文摘The occurrence of debris flow events in small-scale watersheds with dense vegetation in mountainous areas that result in significant loss of life and missing individuals challenges our understanding and expertise in investigating and preventing these disasters. This has raised concerns about the occurrence of large debris flow disasters from small watersheds. This study focused on a catastrophic debris flow that took place in Longtou Gully(0.45 km^(2)) in Tianquan County, Ya'an City on 25 September 2021, which resulted in 14 deaths and missing individuals. Through comprehensive field investigations, highprecision remote sensing data analyses, and numerical simulations, we analyzed the triggering mechanisms and dynamic processes of this event. Our results indicate that the convergence hollow at the channel head exhibited higher hydraulic conditions during rainfall compared to gentle slopes and convex terrains, leading to the instability of colluvial soil due to the expansion of the saturated zone near the soil–bedrock interface.
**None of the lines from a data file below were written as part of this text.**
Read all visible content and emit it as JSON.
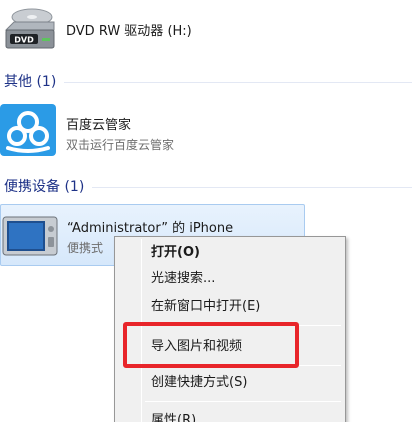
{
  "drives": {
    "dvd": {
      "label": "DVD RW 驱动器 (H:)",
      "icon": "dvd-drive-icon",
      "badge": "DVD"
    }
  },
  "groups": {
    "other": {
      "title": "其他 (1)"
    },
    "portable": {
      "title": "便携设备 (1)"
    }
  },
  "baidu": {
    "name": "百度云管家",
    "description": "双击运行百度云管家",
    "icon": "baidu-cloud-icon",
    "color": "#2b9be6"
  },
  "iphone": {
    "name": "“Administrator” 的 iPhone",
    "description": "便携式",
    "icon": "portable-device-icon"
  },
  "context_menu": {
    "items": [
      {
        "label": "打开(O)",
        "bold": true
      },
      {
        "label": "光速搜索..."
      },
      {
        "label": "在新窗口中打开(E)"
      },
      {
        "label": "导入图片和视频",
        "highlighted": true
      },
      {
        "label": "创建快捷方式(S)"
      },
      {
        "label": "属性(R)"
      }
    ]
  },
  "colors": {
    "group_title": "#1e3287",
    "selection_bg": "#d6e8fb",
    "highlight_border": "#e8252a",
    "menu_bg": "#f0f0f0"
  }
}
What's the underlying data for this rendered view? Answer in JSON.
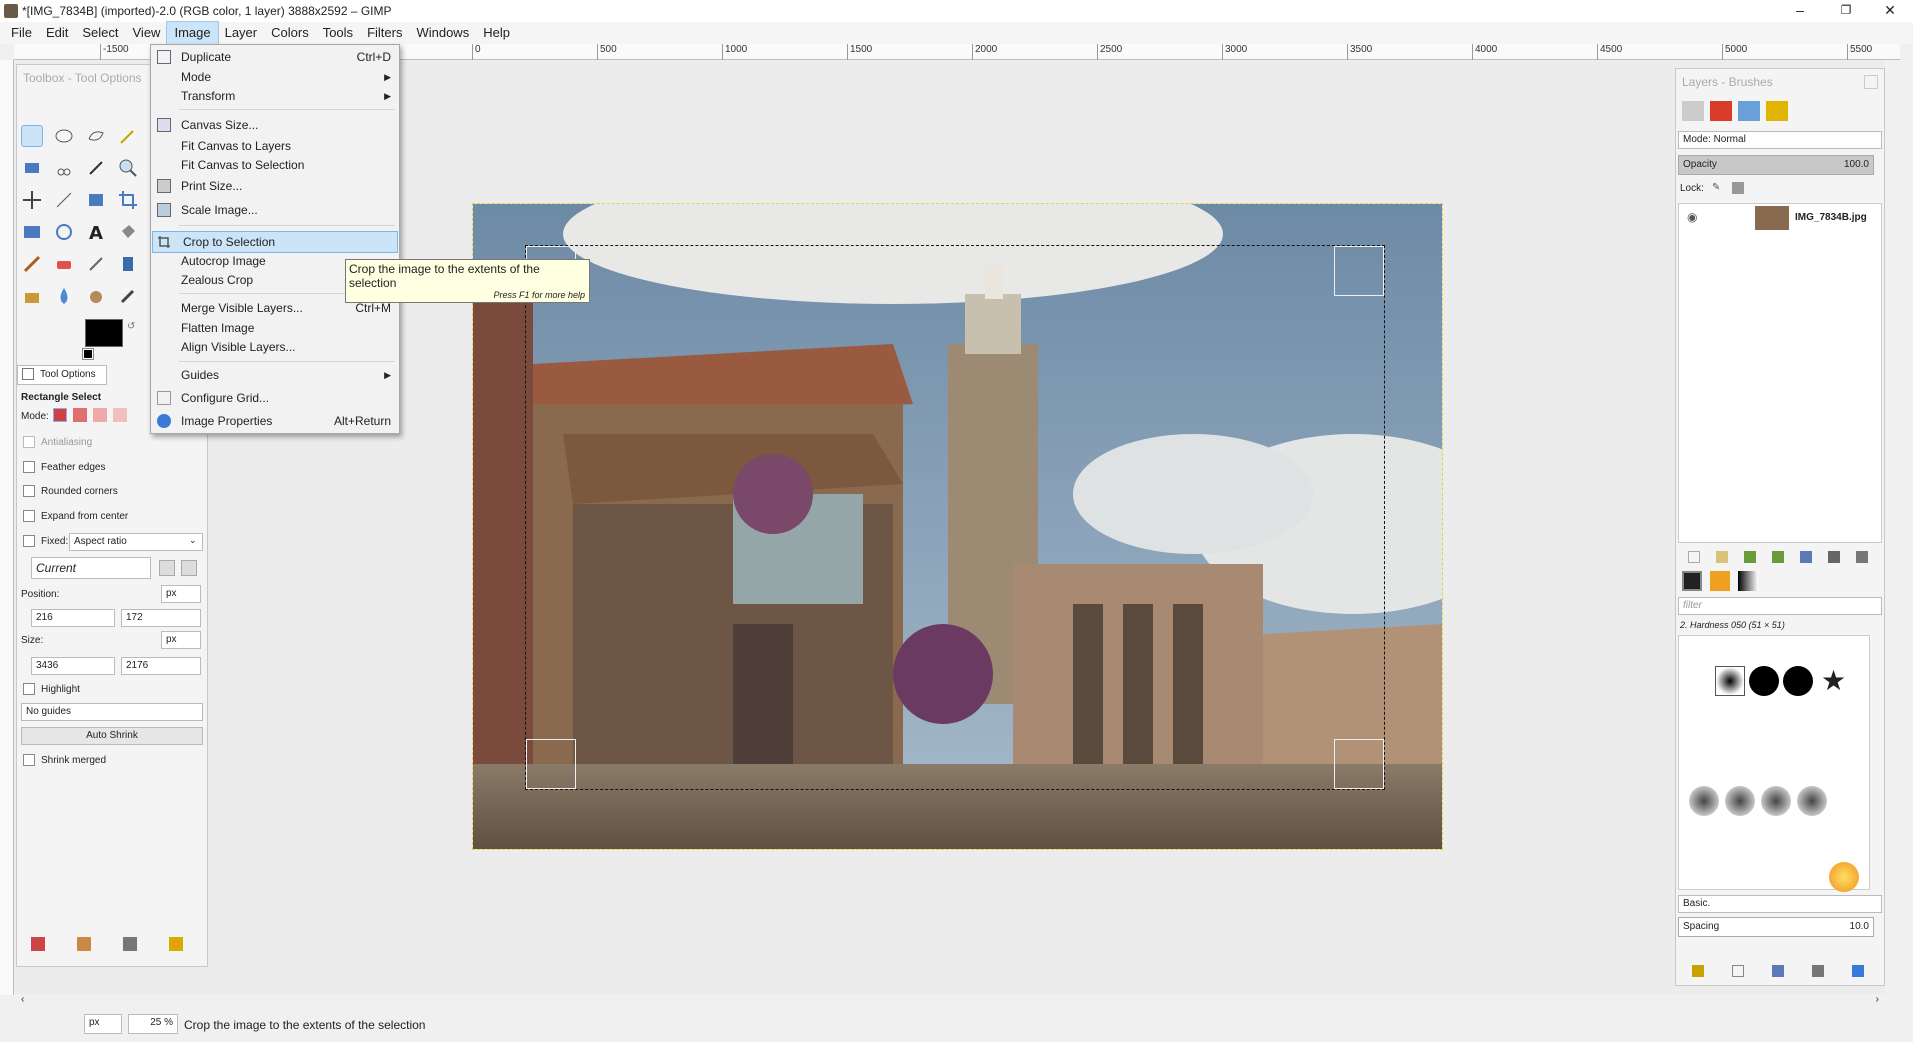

The entrainment of material eroded from the channel resulted in an approximately 4.7 times increase in volume, and the channel scarp with a height of about 200 m amplified the destructive power of the debris flow. We emphasize the need to take seriously the possibility of catastrophic debris flows in small-scale watersheds, with colluvial deposits in hollows at the channel head under vegetation cover that serve as precursor material sources, and the presence of channel scarps formed by changes in the incision rate of the main river, which is common in the small watershed on both sides. This study provides insights for risk assessment of debris flows in small-scale catchments with dense vegetation cover in mountainous areas, highlighting the importance of vigilance in addressing disasters in small-scale catchments, particularly in regions with increasing human–environment conflicts.